Center for Biomedical Engineering and School of Engineering, Brown University, Providence, RI 02912, United States.
Department of Orthopedics, The Warren Alpert Medical School of Brown University and Rhode Island Hospital, Providence, RI 02903, United States.
J Biomech. 2021 May 7;120:110362. doi: 10.1016/j.jbiomech.2021.110362. Epub 2021 Mar 6.
Optical motion capture (OMC) systems are commonly used to capture in-vivo three-dimensional joint kinematics. However, the skin-based markers may not reflect the underlying bone movement, a source of error known as soft tissue artifact (STA). This study examined STA during wrist motion by evaluating the agreement between OMC and biplanar videoradiography (BVR). Nine subjects completed 7 different wrist motion tasks: doorknob rotation to capture supination and pronation, radial-ulnar deviation, flexion-extension, circumduction, hammering, and pitcher pouring. BVR and OMC captured the motion simultaneously. Wrist kinematics were quantified using helical motion parameters of rotation and translation, and Bland-Altman analysis quantified the mean difference (bias) and 95% limit of agreement (LOA). The rotational bias of doorknob pronation, a median bias of -4.9°, was significantly larger than the flexion-extension (0.7°, p < 0.05) and radial-ulnar deviation (1.8°, p < 0.01) tasks. The rotational LOA range was significantly smaller in the flexion-extension task (5.9°) compared to pitcher (11.6°, p < 0.05) and doorknob pronation (17.9°, p < 0.05) tasks. The translation bias did not differ between tasks. The translation LOA range was significantly larger in circumduction (9.8°) compared to the radial-ulnar deviation (6.3°, p < 0.05) and pitcher (3.4°, p < 0.05) tasks. While OMC technology has a wide-range of successful applications, we demonstrated it has relatively poor agreement with BVR in tracking wrist motion, and that the agreement depends on the nature and direction of wrist motion.

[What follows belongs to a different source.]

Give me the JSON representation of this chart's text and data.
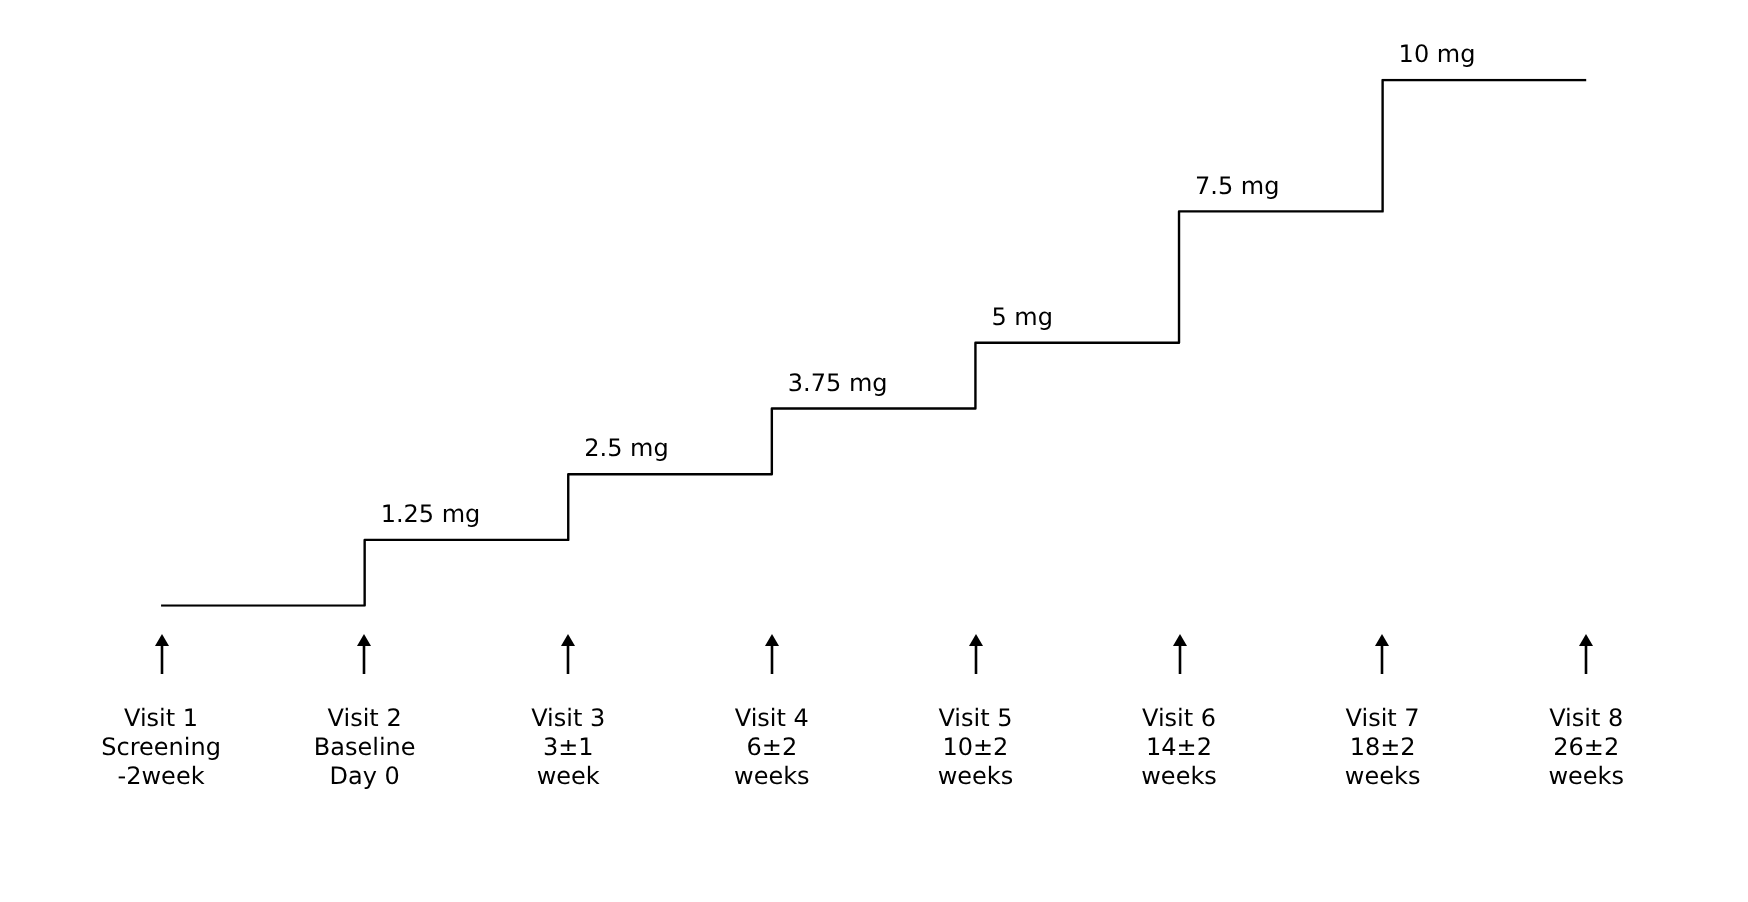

光学运动捕捉(OMC)系统通常用于捕获体内三维关节运动学。然而,基于皮肤的标记物可能无法反映潜在的骨骼运动,这是一种称为软组织伪影(STA)的误差源。本研究通过评估 OMC 与双平面影像摄影(BVR)之间的一致性,来研究手腕运动中的 STA。9 名受试者完成了 7 种不同的手腕运动任务:门把手旋转以捕获旋前和旋后、桡尺偏、屈伸、回旋、锤击和投球。BVR 和 OMC 同时捕获运动。手腕运动学使用旋转和平移的螺旋运动参数进行量化,Bland-Altman 分析量化了平均差异(偏差)和 95%一致性界限(LOA)。门把手旋转的旋转偏差中位偏差为-4.9°,明显大于屈伸(0.7°,p<0.05)和桡尺偏(1.8°,p<0.01)任务。屈伸任务的旋转 LOA 范围(5.9°)明显小于投球(11.6°,p<0.05)和门把手旋转(17.9°,p<0.05)任务。平移偏差在任务之间没有差异。回旋的平移 LOA 范围(9.8°)明显大于桡尺偏(6.3°,p<0.05)和投球(3.4°,p<0.05)任务。虽然 OMC 技术有广泛的成功应用,但我们证明它在跟踪手腕运动方面与 BVR 的一致性相对较差,并且这种一致性取决于手腕运动的性质和方向。